Ding, Z., Fahey, P. G., Papadopoulos, S., Wang, E. Y., Celii, B., Papadopoulos, C., … & Tolias, A. S. (2025). Functional connectomics reveals general wiring rule in mouse visual cortex. Nature, 640(8058), 459-469. https://www.nature.com/articles/s41586-025-08840-3
In vivo calcium imaging combined with EM connectomics
Mouse visual cortex

This paper summarizes some of the key findings of the MICrONS project -perhaps the most ambitious connectomics project to date. The MICrONS project acquired a cubic millimeter volume electron microscopy dataset spanning mouse primary and higher-order visual areas. Overlapping regions were calcium imaged in the awake behaving mouse while watching hours of specially designed video stimuli. This paper analyses a subset of the neurons having both high-quality calcium recordings and proofread connectome tracings.
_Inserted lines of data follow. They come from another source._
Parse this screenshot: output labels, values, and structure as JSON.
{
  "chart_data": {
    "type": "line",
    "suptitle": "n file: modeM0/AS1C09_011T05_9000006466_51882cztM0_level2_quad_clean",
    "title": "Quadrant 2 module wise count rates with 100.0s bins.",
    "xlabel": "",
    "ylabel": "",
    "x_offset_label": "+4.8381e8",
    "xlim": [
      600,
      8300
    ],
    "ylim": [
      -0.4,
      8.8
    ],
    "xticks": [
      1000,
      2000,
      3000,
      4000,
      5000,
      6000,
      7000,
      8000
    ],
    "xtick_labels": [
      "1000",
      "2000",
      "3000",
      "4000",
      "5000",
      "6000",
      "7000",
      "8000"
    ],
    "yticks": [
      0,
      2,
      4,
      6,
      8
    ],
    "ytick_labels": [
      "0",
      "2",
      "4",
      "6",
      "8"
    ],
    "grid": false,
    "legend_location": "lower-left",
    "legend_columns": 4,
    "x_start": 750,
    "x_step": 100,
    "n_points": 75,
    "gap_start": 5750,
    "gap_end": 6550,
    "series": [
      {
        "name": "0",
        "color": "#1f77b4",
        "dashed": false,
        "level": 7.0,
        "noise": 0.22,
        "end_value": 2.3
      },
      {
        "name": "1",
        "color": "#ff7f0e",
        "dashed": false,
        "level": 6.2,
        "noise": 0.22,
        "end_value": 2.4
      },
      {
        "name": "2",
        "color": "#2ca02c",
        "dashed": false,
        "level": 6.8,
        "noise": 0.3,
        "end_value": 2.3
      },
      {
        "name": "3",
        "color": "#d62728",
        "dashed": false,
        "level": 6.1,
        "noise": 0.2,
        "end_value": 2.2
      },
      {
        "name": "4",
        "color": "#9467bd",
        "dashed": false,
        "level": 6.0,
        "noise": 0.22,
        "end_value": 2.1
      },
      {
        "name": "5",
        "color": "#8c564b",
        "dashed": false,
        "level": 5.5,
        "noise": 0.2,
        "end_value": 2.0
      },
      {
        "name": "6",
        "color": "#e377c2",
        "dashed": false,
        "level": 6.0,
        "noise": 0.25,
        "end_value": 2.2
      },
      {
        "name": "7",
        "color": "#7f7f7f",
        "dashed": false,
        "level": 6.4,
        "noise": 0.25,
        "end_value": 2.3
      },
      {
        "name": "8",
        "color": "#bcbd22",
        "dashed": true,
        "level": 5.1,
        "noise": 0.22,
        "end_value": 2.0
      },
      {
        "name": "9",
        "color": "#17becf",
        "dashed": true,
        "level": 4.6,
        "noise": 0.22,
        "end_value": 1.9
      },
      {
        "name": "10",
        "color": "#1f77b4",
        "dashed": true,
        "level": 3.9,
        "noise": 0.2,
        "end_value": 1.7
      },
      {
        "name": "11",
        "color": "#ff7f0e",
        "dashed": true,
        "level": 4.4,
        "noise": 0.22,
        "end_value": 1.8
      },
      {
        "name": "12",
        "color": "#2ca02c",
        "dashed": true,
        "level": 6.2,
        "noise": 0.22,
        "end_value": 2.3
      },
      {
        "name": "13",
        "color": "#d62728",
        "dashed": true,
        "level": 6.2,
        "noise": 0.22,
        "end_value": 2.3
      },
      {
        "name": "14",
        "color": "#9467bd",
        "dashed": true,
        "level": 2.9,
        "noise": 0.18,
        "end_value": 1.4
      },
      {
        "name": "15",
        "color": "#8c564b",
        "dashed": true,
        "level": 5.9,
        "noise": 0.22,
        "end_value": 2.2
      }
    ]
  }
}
This allowed the authors to ask questions like “Are neurons that respond to similar visual features more likely to be synaptically connected?” The authors employ two novel analysis techniques: 1.) They quantify the distance each axon travels in close proximity to each dendrite. This allows them to normalize the actual synapse density seen between any two cells. 2.) The authors employ a ‘digital twin’ to precisely quantify each cell’s receptive field location tuning and feature tuning separately. Using these, the authors show that cells with similar feature tuning have higher than expected synaptic interconnectivity. Intriguingly they show that cells with similar location tuning show lower than expected synaptic interconnectivity. Results that have significant implications for our models of learning in cortex.
“Using a validated digital twin model, we separated neuronal tuning into feature (what neurons respond to) and spatial (receptive field location) components. We found that only the feature component predicts fine-scale synaptic connections beyond what could be explained by the proximity of axons and dendrites.”